Clean slate doctrine u/s 32A(2) of IBC

Case Details: Nitin Jain Liquidator Psl Ltd. v. Enforcement Directorate - [2021] 133 taxmann.com 184 (Delhi)

Judiciary and Counsel Details

    • Yashwant Varma, J.
    • Kirti Uppal, Sr. Adv. Aditya GauriAmar VivekMs. Riya GulatiMs. Maneesha DhirMs. Varsha Banerjee and Kanishk Khetan, Advs. for the Applicant. Zoheb HossainMs. Tulika Gupta, Advs. Neeraj Malhotra, Sr. Adv. R.P. AgrawalMs. Manisha AgrawalPriyal ModiUjjaval Kumar and Nimish Kumar, Advs. for the Respondent.

Facts of the Case

In the instant case, the Delhi High Court held that Section 32A(2) of the Insolvency and Bankruptcy Code only protects the property of the corporate debtor in liquidation from provisional attachment by ED under section 5 of PMLA in respect of money laundering offences committed prior to commencement of CIRP. It does not make the Liquidator of corporate debtor immune from answering to the requests for information that may be directed towards him by the investigating authorities under the PMLA

High Court Held

The Court stated that Section 32A of IBC in unambiguous terms specifies the approval of the resolution plan in accordance with the procedure laid down in Chapter II as the seminal event for the bar created therein coming into effect.
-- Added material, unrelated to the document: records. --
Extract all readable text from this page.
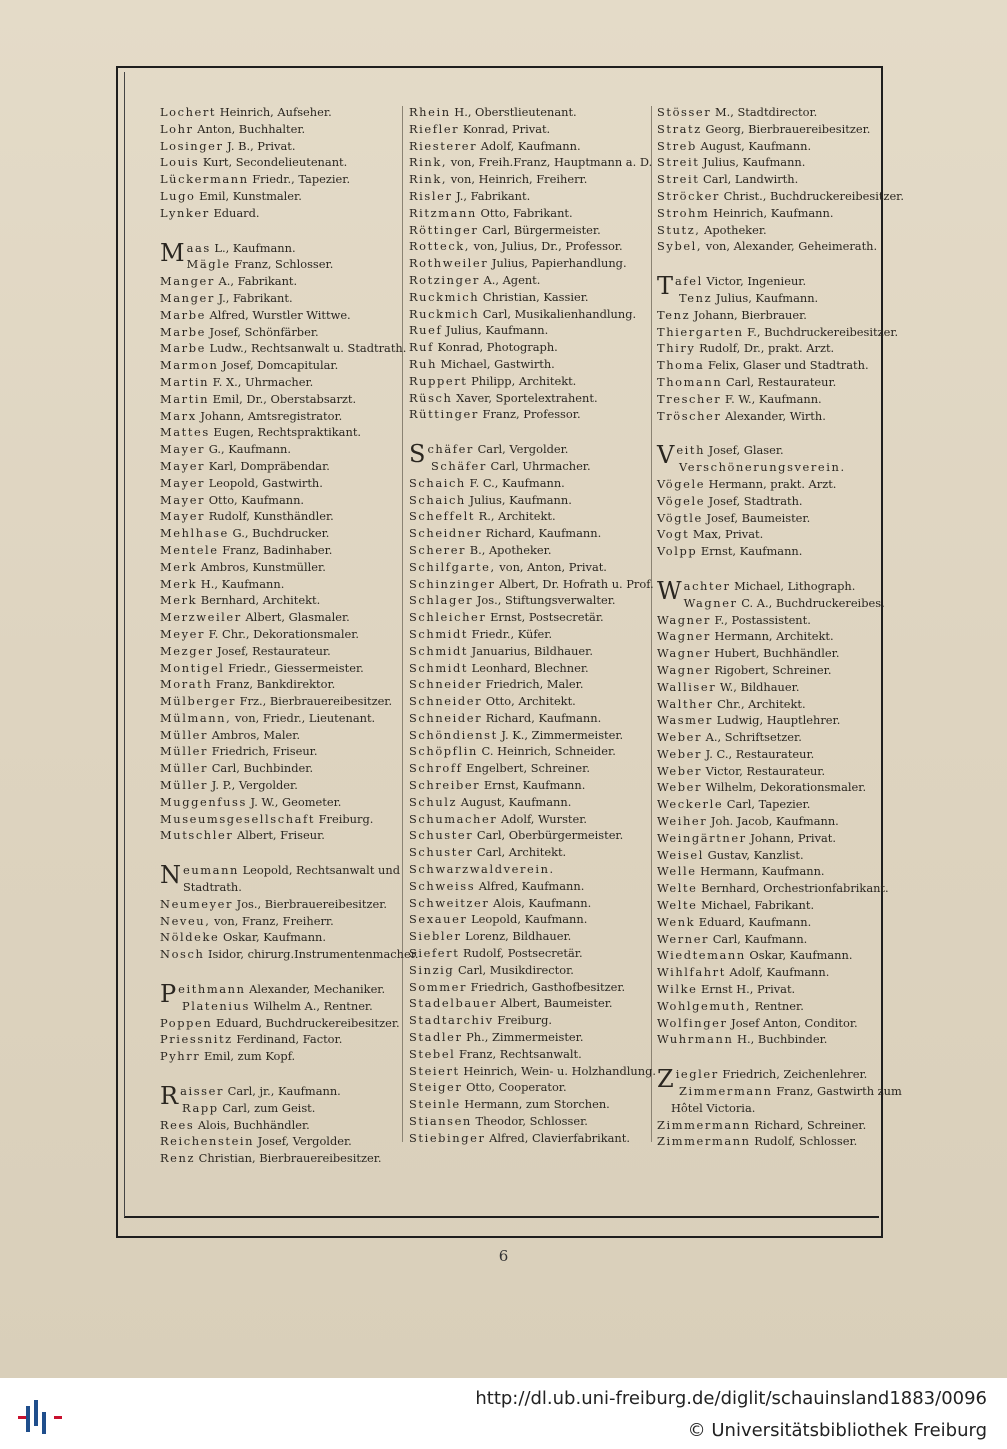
Lochert Heinrich, Aufseher.
Lohr Anton, Buchhalter.
Losinger J. B., Privat.
Louis Kurt, Secondelieutenant.
Lückermann Friedr., Tapezier.
Lugo Emil, Kunstmaler.
Lynker Eduard.
Maas L., Kaufmann.
Mägle Franz, Schlosser.
Manger A., Fabrikant.
Manger J., Fabrikant.
Marbe Alfred, Wurstler Wittwe.
Marbe Josef, Schönfärber.
Marbe Ludw., Rechtsanwalt u. Stadtrath.
Marmon Josef, Domcapitular.
Martin F. X., Uhrmacher.
Martin Emil, Dr., Oberstabsarzt.
Marx Johann, Amtsregistrator.
Mattes Eugen, Rechtspraktikant.
Mayer G., Kaufmann.
Mayer Karl, Dompräbendar.
Mayer Leopold, Gastwirth.
Mayer Otto, Kaufmann.
Mayer Rudolf, Kunsthändler.
Mehlhase G., Buchdrucker.
Mentele Franz, Badinhaber.
Merk Ambros, Kunstmüller.
Merk H., Kaufmann.
Merk Bernhard, Architekt.
Merzweiler Albert, Glasmaler.
Meyer F. Chr., Dekorationsmaler.
Mezger Josef, Restaurateur.
Montigel Friedr., Giessermeister.
Morath Franz, Bankdirektor.
Mülberger Frz., Bierbrauereibesitzer.
Mülmann, von, Friedr., Lieutenant.
Müller Ambros, Maler.
Müller Friedrich, Friseur.
Müller Carl, Buchbinder.
Müller J. P., Vergolder.
Muggenfuss J. W., Geometer.
Museumsgesellschaft Freiburg.
Mutschler Albert, Friseur.
Neumann Leopold, Rechtsanwalt und
Stadtrath.
Neumeyer Jos., Bierbrauereibesitzer.
Neveu, von, Franz, Freiherr.
Nöldeke Oskar, Kaufmann.
Nosch Isidor, chirurg.Instrumentenmacher.
Peithmann Alexander, Mechaniker.
Platenius Wilhelm A., Rentner.
Poppen Eduard, Buchdruckereibesitzer.
Priessnitz Ferdinand, Factor.
Pyhrr Emil, zum Kopf.
Raisser Carl, jr., Kaufmann.
Rapp Carl, zum Geist.
Rees Alois, Buchhändler.
Reichenstein Josef, Vergolder.
Renz Christian, Bierbrauereibesitzer.
Rhein H., Oberstlieutenant.
Riefler Konrad, Privat.
Riesterer Adolf, Kaufmann.
Rink, von, Freih.Franz, Hauptmann a. D.
Rink, von, Heinrich, Freiherr.
Risler J., Fabrikant.
Ritzmann Otto, Fabrikant.
Röttinger Carl, Bürgermeister.
Rotteck, von, Julius, Dr., Professor.
Rothweiler Julius, Papierhandlung.
Rotzinger A., Agent.
Ruckmich Christian, Kassier.
Ruckmich Carl, Musikalienhandlung.
Ruef Julius, Kaufmann.
Ruf Konrad, Photograph.
Ruh Michael, Gastwirth.
Ruppert Philipp, Architekt.
Rüsch Xaver, Sportelextrahent.
Rüttinger Franz, Professor.
Schäfer Carl, Vergolder.
Schäfer Carl, Uhrmacher.
Schaich F. C., Kaufmann.
Schaich Julius, Kaufmann.
Scheffelt R., Architekt.
Scheidner Richard, Kaufmann.
Scherer B., Apotheker.
Schilfgarte, von, Anton, Privat.
Schinzinger Albert, Dr. Hofrath u. Prof.
Schlager Jos., Stiftungsverwalter.
Schleicher Ernst, Postsecretär.
Schmidt Friedr., Küfer.
Schmidt Januarius, Bildhauer.
Schmidt Leonhard, Blechner.
Schneider Friedrich, Maler.
Schneider Otto, Architekt.
Schneider Richard, Kaufmann.
Schöndienst J. K., Zimmermeister.
Schöpflin C. Heinrich, Schneider.
Schroff Engelbert, Schreiner.
Schreiber Ernst, Kaufmann.
Schulz August, Kaufmann.
Schumacher Adolf, Wurster.
Schuster Carl, Oberbürgermeister.
Schuster Carl, Architekt.
Schwarzwaldverein.
Schweiss Alfred, Kaufmann.
Schweitzer Alois, Kaufmann.
Sexauer Leopold, Kaufmann.
Siebler Lorenz, Bildhauer.
Siefert Rudolf, Postsecretär.
Sinzig Carl, Musikdirector.
Sommer Friedrich, Gasthofbesitzer.
Stadelbauer Albert, Baumeister.
Stadtarchiv Freiburg.
Stadler Ph., Zimmermeister.
Stebel Franz, Rechtsanwalt.
Steiert Heinrich, Wein- u. Holzhandlung.
Steiger Otto, Cooperator.
Steinle Hermann, zum Storchen.
Stiansen Theodor, Schlosser.
Stiebinger Alfred, Clavierfabrikant.
Stösser M., Stadtdirector.
Stratz Georg, Bierbrauereibesitzer.
Streb August, Kaufmann.
Streit Julius, Kaufmann.
Streit Carl, Landwirth.
Ströcker Christ., Buchdruckereibesitzer.
Strohm Heinrich, Kaufmann.
Stutz, Apotheker.
Sybel, von, Alexander, Geheimerath.
Tafel Victor, Ingenieur.
Tenz Julius, Kaufmann.
Tenz Johann, Bierbrauer.
Thiergarten F., Buchdruckereibesitzer.
Thiry Rudolf, Dr., prakt. Arzt.
Thoma Felix, Glaser und Stadtrath.
Thomann Carl, Restaurateur.
Trescher F. W., Kaufmann.
Tröscher Alexander, Wirth.
Veith Josef, Glaser.
Verschönerungsverein.
Vögele Hermann, prakt. Arzt.
Vögele Josef, Stadtrath.
Vögtle Josef, Baumeister.
Vogt Max, Privat.
Volpp Ernst, Kaufmann.
Wachter Michael, Lithograph.
Wagner C. A., Buchdruckereibes.
Wagner F., Postassistent.
Wagner Hermann, Architekt.
Wagner Hubert, Buchhändler.
Wagner Rigobert, Schreiner.
Walliser W., Bildhauer.
Walther Chr., Architekt.
Wasmer Ludwig, Hauptlehrer.
Weber A., Schriftsetzer.
Weber J. C., Restaurateur.
Weber Victor, Restaurateur.
Weber Wilhelm, Dekorationsmaler.
Weckerle Carl, Tapezier.
Weiher Joh. Jacob, Kaufmann.
Weingärtner Johann, Privat.
Weisel Gustav, Kanzlist.
Welle Hermann, Kaufmann.
Welte Bernhard, Orchestrionfabrikant.
Welte Michael, Fabrikant.
Wenk Eduard, Kaufmann.
Werner Carl, Kaufmann.
Wiedtemann Oskar, Kaufmann.
Wihlfahrt Adolf, Kaufmann.
Wilke Ernst H., Privat.
Wohlgemuth, Rentner.
Wolfinger Josef Anton, Conditor.
Wuhrmann H., Buchbinder.
Ziegler Friedrich, Zeichenlehrer.
Zimmermann Franz, Gastwirth zum
Hôtel Victoria.
Zimmermann Richard, Schreiner.
Zimmermann Rudolf, Schlosser.
6
http://dl.ub.uni-freiburg.de/diglit/schauinsland1883/0096
© Universitätsbibliothek Freiburg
The approval of the measure to be implemented in the liquidation process by the Adjudicating Authority must be held to constitute the trigger event for the statutory bar enshrined in Section 32A coming into effect. It must consequently be held that the power to attach as conferred by Section 5 of the PMLA would cease to be exercisable once any one of the measures specified in Regulation 32 of the Liquidation Regulations 2016 comes to be adopted and approved by the Adjudicating Authority(NCLT)
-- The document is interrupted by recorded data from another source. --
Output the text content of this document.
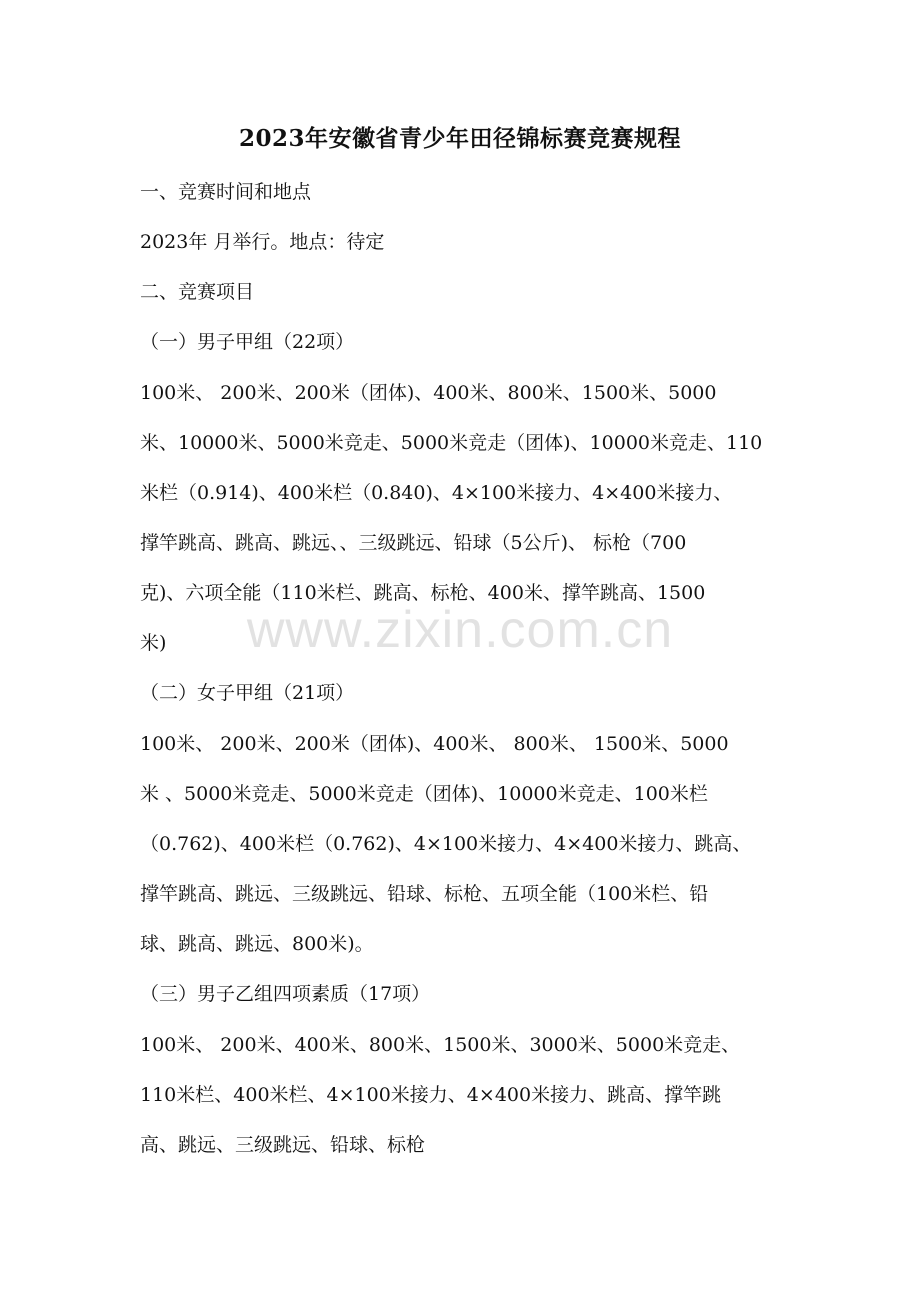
2023年安徽省青少年田径锦标赛竞赛规程
一、竞赛时间和地点
2023年 月举行。地点：待定
二、竞赛项目
（一）男子甲组（22项）
100米、 200米、200米（团体)、400米、800米、1500米、5000
米、10000米、5000米竞走、5000米竞走（团体)、10000米竞走、110
米栏（0.914)、400米栏（0.840)、4×100米接力、4×400米接力、
撑竿跳高、跳高、跳远、、三级跳远、铅球（5公斤)、 标枪（700
克)、六项全能（110米栏、跳高、标枪、400米、撑竿跳高、1500
米)
（二）女子甲组（21项）
100米、 200米、200米（团体)、400米、 800米、 1500米、5000
米 、5000米竞走、5000米竞走（团体)、10000米竞走、100米栏
（0.762)、400米栏（0.762)、4×100米接力、4×400米接力、跳高、
撑竿跳高、跳远、三级跳远、铅球、标枪、五项全能（100米栏、铅
球、跳高、跳远、800米)。
（三）男子乙组四项素质（17项）
100米、 200米、400米、800米、1500米、3000米、5000米竞走、
110米栏、400米栏、4×100米接力、4×400米接力、跳高、撑竿跳
高、跳远、三级跳远、铅球、标枪
www.zixin.com.cn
The expression “sale of liquidation assets” in section 32A(2) must be construed accordingly. The power otherwise vested in the respondent under the PMLA to provisionally attach or move against the properties of the corporate debtor would stand foreclosed once the Adjudicating Authority comes to approve the mode selected in the course of liquidation. To this extent and upon the Adjudicating Authority approving the particular measure to be implemented, the PMLA must yield.
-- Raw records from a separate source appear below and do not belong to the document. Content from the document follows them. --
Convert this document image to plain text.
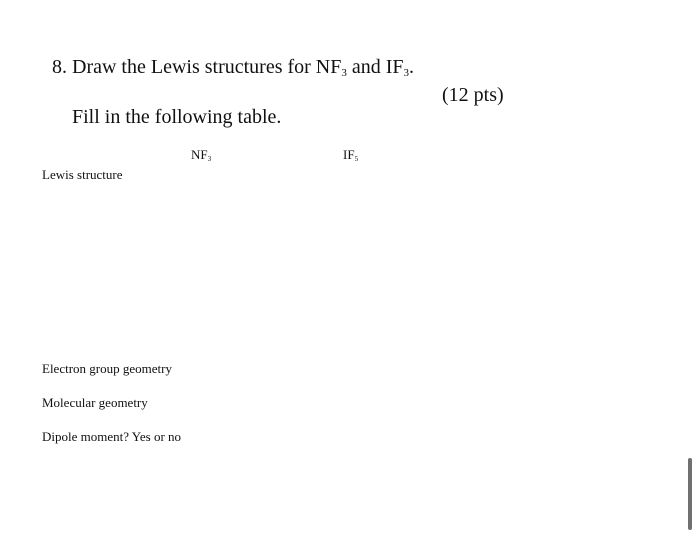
8. Draw the Lewis structures for $NF_3$ and $IF_3$.
(12 pts)
Fill in the following table.
$NF_3$	$IF_5$
Lewis structure
Electron group geometry
Molecular geometry
Dipole moment? Yes or no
From the date when the Adjudicating Authority came to approve the sale of the corporate debtor as a going concern, the cessation as contemplated under Section 32A did and would be deemed to have come into effect.

The Liquidator though obliged to administer and oversee the affairs of the corporate debtor in accordance with the provisions of the IBC, cannot strike a position of not cooperating with the competent authorities under the PMLA. Regard must be had to the fact that upon appointment, the Liquidator steps into the shoes of the erstwhile management and is the custodian of the properties. It would be necessary to recognize the obligation of the Liquidator to provide such material and other information that may be required.

The Liquidator cannot strike the position of being immune from answering to the requests for information that may be directed towards him by the investigating authorities under the PMLA.